そして、俺と透真は中身の入ったドリンクの容器を持ちながら、一軍がアップを始めている場所まで歩いて行った。その中、ふと上を見た透真が呟いた。
「おう、あれって俺たちの学校の生徒だよな?」
透真の視線の先には、校舎のベランダからビデオカメラを構えている女子生徒がいた。俺たちが通っている中学の制服が他校の校舎の中にある。それが少し異様な光景に見えたが、風の噂で聞いた話を思い出した。

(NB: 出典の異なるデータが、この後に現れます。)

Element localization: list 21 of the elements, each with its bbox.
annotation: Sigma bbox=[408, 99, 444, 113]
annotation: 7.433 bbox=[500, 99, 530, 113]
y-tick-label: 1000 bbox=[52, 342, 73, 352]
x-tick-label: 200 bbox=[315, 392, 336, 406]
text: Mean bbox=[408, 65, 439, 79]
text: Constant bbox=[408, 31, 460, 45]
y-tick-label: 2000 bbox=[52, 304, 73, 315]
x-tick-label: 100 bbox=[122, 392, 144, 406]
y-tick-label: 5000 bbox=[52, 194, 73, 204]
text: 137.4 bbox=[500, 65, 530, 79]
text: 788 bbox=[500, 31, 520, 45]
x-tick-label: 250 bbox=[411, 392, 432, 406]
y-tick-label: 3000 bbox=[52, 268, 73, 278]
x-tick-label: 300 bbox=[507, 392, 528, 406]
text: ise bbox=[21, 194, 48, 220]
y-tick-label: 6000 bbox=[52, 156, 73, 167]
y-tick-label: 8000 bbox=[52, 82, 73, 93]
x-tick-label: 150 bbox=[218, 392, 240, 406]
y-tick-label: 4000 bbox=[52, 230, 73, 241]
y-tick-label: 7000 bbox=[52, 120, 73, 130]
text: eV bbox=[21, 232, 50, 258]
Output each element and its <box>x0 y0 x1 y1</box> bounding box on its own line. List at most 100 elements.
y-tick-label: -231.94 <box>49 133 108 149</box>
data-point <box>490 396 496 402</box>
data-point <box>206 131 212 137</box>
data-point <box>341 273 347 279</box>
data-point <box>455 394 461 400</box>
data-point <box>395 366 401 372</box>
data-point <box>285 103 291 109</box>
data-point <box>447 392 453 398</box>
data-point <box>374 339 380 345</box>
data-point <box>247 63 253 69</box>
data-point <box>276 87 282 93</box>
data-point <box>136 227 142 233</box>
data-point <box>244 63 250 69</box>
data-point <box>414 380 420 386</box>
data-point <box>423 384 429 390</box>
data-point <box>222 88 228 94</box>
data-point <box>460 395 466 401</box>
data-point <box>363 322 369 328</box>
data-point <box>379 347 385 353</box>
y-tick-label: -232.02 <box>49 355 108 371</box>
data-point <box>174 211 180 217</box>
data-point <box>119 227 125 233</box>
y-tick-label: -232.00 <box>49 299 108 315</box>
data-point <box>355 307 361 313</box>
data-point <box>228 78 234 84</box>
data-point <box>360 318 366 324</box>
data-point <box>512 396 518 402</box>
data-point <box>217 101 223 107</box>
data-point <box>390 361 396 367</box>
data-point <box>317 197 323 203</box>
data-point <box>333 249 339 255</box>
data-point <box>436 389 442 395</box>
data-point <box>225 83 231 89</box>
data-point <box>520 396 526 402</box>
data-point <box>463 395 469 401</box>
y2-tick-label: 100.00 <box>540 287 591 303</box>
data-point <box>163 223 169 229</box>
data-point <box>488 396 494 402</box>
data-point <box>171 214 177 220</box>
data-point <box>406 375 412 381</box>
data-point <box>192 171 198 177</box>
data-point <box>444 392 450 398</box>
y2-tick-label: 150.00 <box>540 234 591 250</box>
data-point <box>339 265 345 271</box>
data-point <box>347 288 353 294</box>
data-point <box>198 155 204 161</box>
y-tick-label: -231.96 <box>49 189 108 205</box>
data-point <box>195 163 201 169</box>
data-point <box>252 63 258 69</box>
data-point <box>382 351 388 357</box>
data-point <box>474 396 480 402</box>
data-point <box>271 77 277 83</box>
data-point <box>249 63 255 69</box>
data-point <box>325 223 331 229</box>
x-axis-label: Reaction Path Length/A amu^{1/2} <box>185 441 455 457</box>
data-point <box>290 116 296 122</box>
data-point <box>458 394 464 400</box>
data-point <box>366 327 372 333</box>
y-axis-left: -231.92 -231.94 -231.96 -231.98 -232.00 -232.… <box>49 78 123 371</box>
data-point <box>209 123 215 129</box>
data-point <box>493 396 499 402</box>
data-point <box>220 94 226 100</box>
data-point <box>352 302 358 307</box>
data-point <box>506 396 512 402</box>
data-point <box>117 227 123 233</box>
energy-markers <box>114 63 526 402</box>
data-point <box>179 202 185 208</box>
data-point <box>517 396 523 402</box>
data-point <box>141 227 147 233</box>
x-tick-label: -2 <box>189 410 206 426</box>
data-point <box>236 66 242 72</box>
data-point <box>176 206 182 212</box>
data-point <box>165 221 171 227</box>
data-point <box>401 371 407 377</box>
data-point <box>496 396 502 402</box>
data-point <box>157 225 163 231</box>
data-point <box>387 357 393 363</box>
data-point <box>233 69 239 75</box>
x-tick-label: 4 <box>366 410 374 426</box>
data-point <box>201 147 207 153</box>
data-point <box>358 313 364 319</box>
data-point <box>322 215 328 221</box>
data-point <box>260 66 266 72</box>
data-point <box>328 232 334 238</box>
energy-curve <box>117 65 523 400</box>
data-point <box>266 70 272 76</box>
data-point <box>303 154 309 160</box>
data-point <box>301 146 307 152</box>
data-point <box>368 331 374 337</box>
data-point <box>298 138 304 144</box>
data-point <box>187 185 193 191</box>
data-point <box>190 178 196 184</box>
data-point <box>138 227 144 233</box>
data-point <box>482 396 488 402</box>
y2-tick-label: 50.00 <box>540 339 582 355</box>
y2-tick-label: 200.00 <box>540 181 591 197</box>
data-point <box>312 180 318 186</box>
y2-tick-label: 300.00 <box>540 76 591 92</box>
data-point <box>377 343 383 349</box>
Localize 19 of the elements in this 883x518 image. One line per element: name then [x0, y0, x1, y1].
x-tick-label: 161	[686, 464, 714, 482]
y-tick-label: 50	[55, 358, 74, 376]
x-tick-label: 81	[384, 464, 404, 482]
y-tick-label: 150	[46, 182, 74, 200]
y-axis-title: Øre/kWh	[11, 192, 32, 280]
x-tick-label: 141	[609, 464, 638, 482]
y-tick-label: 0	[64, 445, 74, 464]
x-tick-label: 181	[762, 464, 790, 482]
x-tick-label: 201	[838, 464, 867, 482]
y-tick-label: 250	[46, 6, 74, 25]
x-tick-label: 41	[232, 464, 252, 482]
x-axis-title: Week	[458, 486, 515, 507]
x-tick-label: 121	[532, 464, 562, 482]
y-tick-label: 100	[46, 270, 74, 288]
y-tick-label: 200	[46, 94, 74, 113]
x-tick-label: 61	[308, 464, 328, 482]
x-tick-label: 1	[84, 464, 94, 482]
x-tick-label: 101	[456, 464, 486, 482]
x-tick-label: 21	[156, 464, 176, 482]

「ああ、確かサッカー部の仮マネージャー、二年生の今井梨乃さんだったよね」
「仮?」
透真の問いに、かつて聞いた噂話を必死に思い出す。
「うん、俺たちの中学校は部活マネージャーをしてはいけない校則があるんだ。だから部活の一員ではなく、一人の生徒としてサッカー部を応援してくれているらしいよ。だから仮マネージャーなんだ」
「そうなのか。じゃあ、あのビデオカメラは?」
「建前として個人的に撮っているだけらしいけど、本当は撮ったビデオをサッカー部の先輩に渡しているらしいよ。ほら、コート全体から試合を観たら、戦術理解するときとかチーム全体の欠点とかが分かりやすいでしょ?」
「戦術理解…………か」
透真は何度も頷いていた。
隣を歩いていた波多野くんが「なんだ。一目惚れか?」と茶化していたが、きっと透真の耳には聞こえていないだろう。
透真の顔から影が消えたように見えた。